Barbour: Everyone is posturing on "fiscal cliff"
Former Gov. Haley Barbour, R-Miss., told "CBS This Morning" Friday that he would have voted for House Speaker John Boehner's "Plan B" to avoid the "fiscal cliff," which was pulled from the House floor last night due to insufficient support for passage.
The aborted vote on Boehner's plan was an embarrassing black eye for the Speaker, who faced a mutiny on his right flank due to the perception among some conservative House members that his bill amounted to a tax increase.
Barbour validated that interpretation but said he would have voted "yea" anyway "because "It would have shown the American people, look, the Republicans have bent over backwards...they held their nose and compromised."
By contrast, "There's been no compromise from the other side," said Barbour. "None, zero, zip."
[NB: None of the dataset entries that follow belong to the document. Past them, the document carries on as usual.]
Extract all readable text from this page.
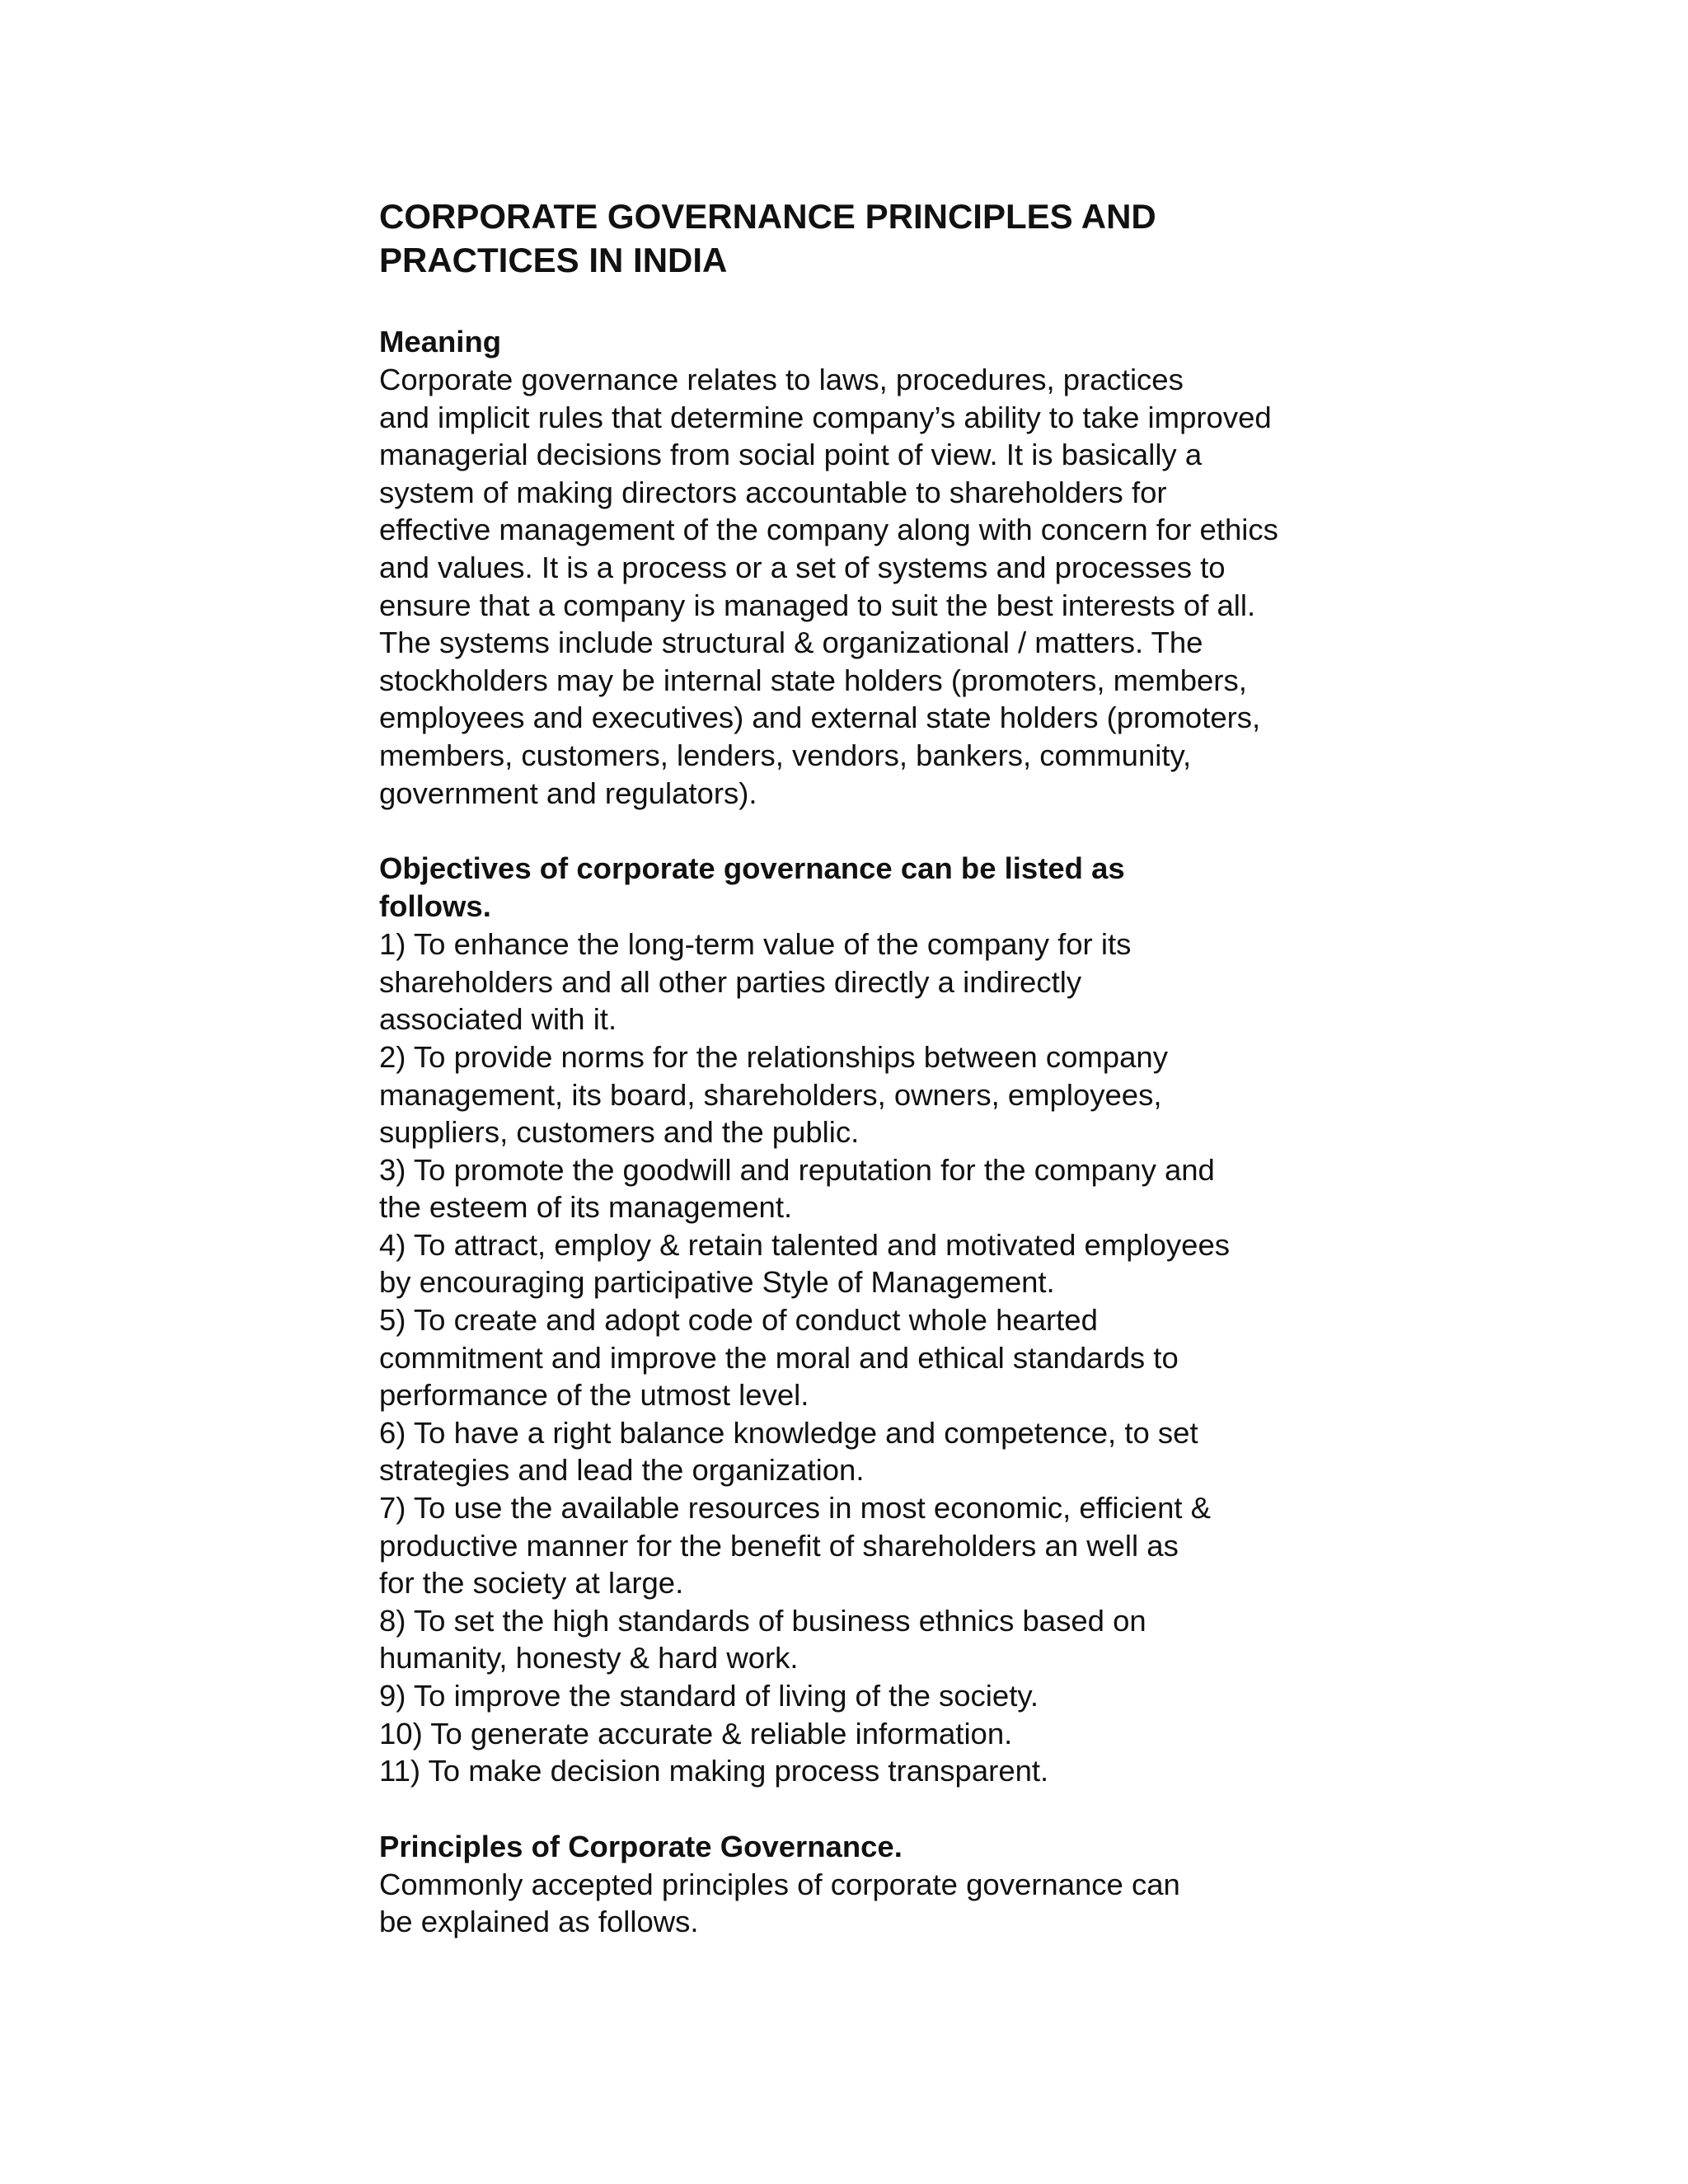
CORPORATE GOVERNANCE PRINCIPLES AND
PRACTICES IN INDIA
Meaning

Corporate governance relates to laws, procedures, practices
and implicit rules that determine company’s ability to take improved
managerial decisions from social point of view. It is basically a
system of making directors accountable to shareholders for
effective management of the company along with concern for ethics
and values. It is a process or a set of systems and processes to
ensure that a company is managed to suit the best interests of all.
The systems include structural & organizational / matters. The
stockholders may be internal state holders (promoters, members,
employees and executives) and external state holders (promoters,
members, customers, lenders, vendors, bankers, community,
government and regulators).

Objectives of corporate governance can be listed as
follows.

1) To enhance the long-term value of the company for its
shareholders and all other parties directly a indirectly
associated with it.
2) To provide norms for the relationships between company
management, its board, shareholders, owners, employees,
suppliers, customers and the public.
3) To promote the goodwill and reputation for the company and
the esteem of its management.
4) To attract, employ & retain talented and motivated employees
by encouraging participative Style of Management.
5) To create and adopt code of conduct whole hearted
commitment and improve the moral and ethical standards to
performance of the utmost level.
6) To have a right balance knowledge and competence, to set
strategies and lead the organization.
7) To use the available resources in most economic, efficient &
productive manner for the benefit of shareholders an well as
for the society at large.
8) To set the high standards of business ethnics based on
humanity, honesty & hard work.
9) To improve the standard of living of the society.
10) To generate accurate & reliable information.
11) To make decision making process transparent.

Principles of Corporate Governance.

Commonly accepted principles of corporate governance can
be explained as follows.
Asked if he thought we are heading over the "fiscal cliff," Barbour said, "We don't have to, because the House has previously passed legislation to continue the tax cuts...Now the question is, 'Will the Democrats in the Senate and the president accept that or come back with some other offer?' But the House has already done the two things necessary to avoid the fiscal cliff and sequestration."
Barbour also sought to refocus the debate from taxes onto more Republican-friendly terrain, arguing, "We need to get the focus on spending." The governor insisted that the problem is spending, not taxes, and noted that in the first two months of the current fiscal year, compared with a year ago, revenue rose by $30 billion, but due to a $87 billion spending increase, the deficit was up $57 billion.
Asked by Charlie Rose whether the problem is trust -- that neither side expects the other to negotiate in good faith -- Barbour agreed, referencing a newspaper quote that complained, "Everyone is posturing."
"That's a legitimate complaint," said Barbour.